SEPUTARKUDUS.COM, KALIPUTU – Di tepi barat Jalan Sosrokartono, Kudus, terlihat rukko bercat kuning. Rinjani Advanturer Shop, nama toko tersebut. Di dalamnya terdapat banyak produk pakaian dan aksesoris khusus pecinta alam. Sementara di dinding toko terdapat foto aksi paralayang yang terbingkai figura. Di foto tersebut tertulis “Sukolilo April 2012”.

Ageng Prabowo (44) adalah pemilik toko tersebut. Kepada Seputarkudus.com, dirinya sudi menjelaskan tentang aksinya yang terabadikan dalam foto tersebut. Olahraga ekstrem itu sudah menjadi hobinya, selain mendaki gunung. Dia juga sudi berbagi pengalaman tentang hobinya pada paralayang. Dia mengaku puas dan mendapatkan sensasi yang luar biasa saat melihat pemandangan yang indah dari ketinggian.
“Saya mendapat sensasi yang berbeda saat paralayang, berbeda dengan mendaki gunung, panjat tebing ataupun arung jeram. Sensasinya luar biasa bisa melihat pemandangan dari ketinggian. Jadi bumi terlihat kecil, dengan pemandangan yang indah,” ungkap pria dua anak itu.
Ageng mengaku mulai ikut paralayang sejak tahun 2012. Awalnya dia mengikuti Komunitas G9 Paralayang Semarang. Setelah satu tahun belajar dari komunitas di Semarang, pada 2013 Ageng dan empat temannya mendirikan komunitas paralayang Kudus (Kompas). Hingga sekarang Kompas belum bertambah anggota, masih beranggotakan lima orang.
Selang beberapa bulan mendirikan Kompas, Ageng diminta untuk mewakili Kudus mengikuti kejuaraan paralayang. Meski belum pernah juara, dia mengaku bangga bisa mewakili Kudus yang sebelumnya selalu absen dalam kejuaraan. Ageng senang bisa terbang di berbagai daerah, di antaranya Lombok, Sumatra, Jawa, dan Bali.
Menurut Ageng, banyak orang yang ingin ikut paralayang, tetapi terkendala modal. Karena untuk membeli alat perlu mengeluarkan uang kurang lebih sekitar Rp 25 juta, itu pun alat bekas. Sedangkan untuk alat baru harganya sekitar Rp 60 juta.
“Sebenarnya banyak yang minat dengang olahraga paralayang, kebanyakan mahasiswa. Tetapi perlu mengeluarkan uang yang tidak sedikit untuk membeli alatnya. Harga bekas saja sekitar Rp 25 juta, harga baru sekitar Rp 60 juta. Saya berharap nantinya Kudus ada generasi muda yang bisa menjadi juara dikejuaraan paralayang, jelasnya.

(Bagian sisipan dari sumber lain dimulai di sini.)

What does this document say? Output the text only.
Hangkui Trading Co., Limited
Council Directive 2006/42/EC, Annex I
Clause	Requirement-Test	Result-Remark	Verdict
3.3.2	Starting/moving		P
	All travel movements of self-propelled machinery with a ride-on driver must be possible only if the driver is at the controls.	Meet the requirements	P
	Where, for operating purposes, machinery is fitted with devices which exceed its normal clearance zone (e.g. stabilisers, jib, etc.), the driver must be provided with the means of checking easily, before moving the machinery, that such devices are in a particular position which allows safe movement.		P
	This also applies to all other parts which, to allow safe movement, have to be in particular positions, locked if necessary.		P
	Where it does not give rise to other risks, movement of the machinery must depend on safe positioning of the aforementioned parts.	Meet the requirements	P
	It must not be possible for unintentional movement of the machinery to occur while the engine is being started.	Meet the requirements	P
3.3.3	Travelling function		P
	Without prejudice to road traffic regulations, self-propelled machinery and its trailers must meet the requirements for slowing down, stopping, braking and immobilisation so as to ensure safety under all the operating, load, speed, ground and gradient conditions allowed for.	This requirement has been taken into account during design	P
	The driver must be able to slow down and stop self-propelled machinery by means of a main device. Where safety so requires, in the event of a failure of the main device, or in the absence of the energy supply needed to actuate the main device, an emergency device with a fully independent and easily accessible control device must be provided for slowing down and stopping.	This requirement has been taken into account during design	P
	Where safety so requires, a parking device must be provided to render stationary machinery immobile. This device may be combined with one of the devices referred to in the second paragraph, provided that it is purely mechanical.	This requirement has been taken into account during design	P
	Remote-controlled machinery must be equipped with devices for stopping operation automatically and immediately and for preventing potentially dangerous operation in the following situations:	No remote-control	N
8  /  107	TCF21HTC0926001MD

Saat musim kemarau, Ageng dan anggota Kompas mengajari mahasiswa yang berminat untuk belajar paralayang. Meski banyak yang ikut, menurutnya jarang yang mau sungguh-sungguh belajar. Karena olaraga paralayang cukup rumit, untuk tatacara yang benar memang butuh banyak yang harus dipelajari.

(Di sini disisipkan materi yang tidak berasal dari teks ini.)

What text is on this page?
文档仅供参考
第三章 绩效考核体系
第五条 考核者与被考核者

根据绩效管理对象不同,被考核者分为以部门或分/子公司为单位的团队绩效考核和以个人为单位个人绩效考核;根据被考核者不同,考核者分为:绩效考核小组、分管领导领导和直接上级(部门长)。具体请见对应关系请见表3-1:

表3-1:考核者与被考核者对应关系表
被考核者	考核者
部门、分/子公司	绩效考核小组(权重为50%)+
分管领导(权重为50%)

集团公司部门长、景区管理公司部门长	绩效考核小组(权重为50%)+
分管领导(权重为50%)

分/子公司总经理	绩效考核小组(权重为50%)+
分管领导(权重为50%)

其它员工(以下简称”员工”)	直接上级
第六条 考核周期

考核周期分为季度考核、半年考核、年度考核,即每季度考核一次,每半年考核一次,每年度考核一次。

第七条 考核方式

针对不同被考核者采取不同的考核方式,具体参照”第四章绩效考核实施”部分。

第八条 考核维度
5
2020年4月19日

Dia menjelaskan, untuk melakukan olahraga paralayang perlu memiliki surat izin mengemudi (SIM). SIM juga disesuaikan jenis paralayangnya, ada pilot (PL) satu, PL dua, PL tiga, sesuai kecepatan alat paralayangnya. Dan untuk instruktur harus memiliki SIM tandem, ijin untuk paralayang yang boleh dua orang.
“Olahraga ini (paralayang) memang sedikit rumit. Untuk ujian SIM juga perlu mempelajari arah mata angin, memprediksi cuaca dengan melihat awan, mengukur kecepatan angina, dan praktik menggunakan alat-alat keselamatan. Meski rumit tapi itu bermanfaat menurut saya,” terangnya.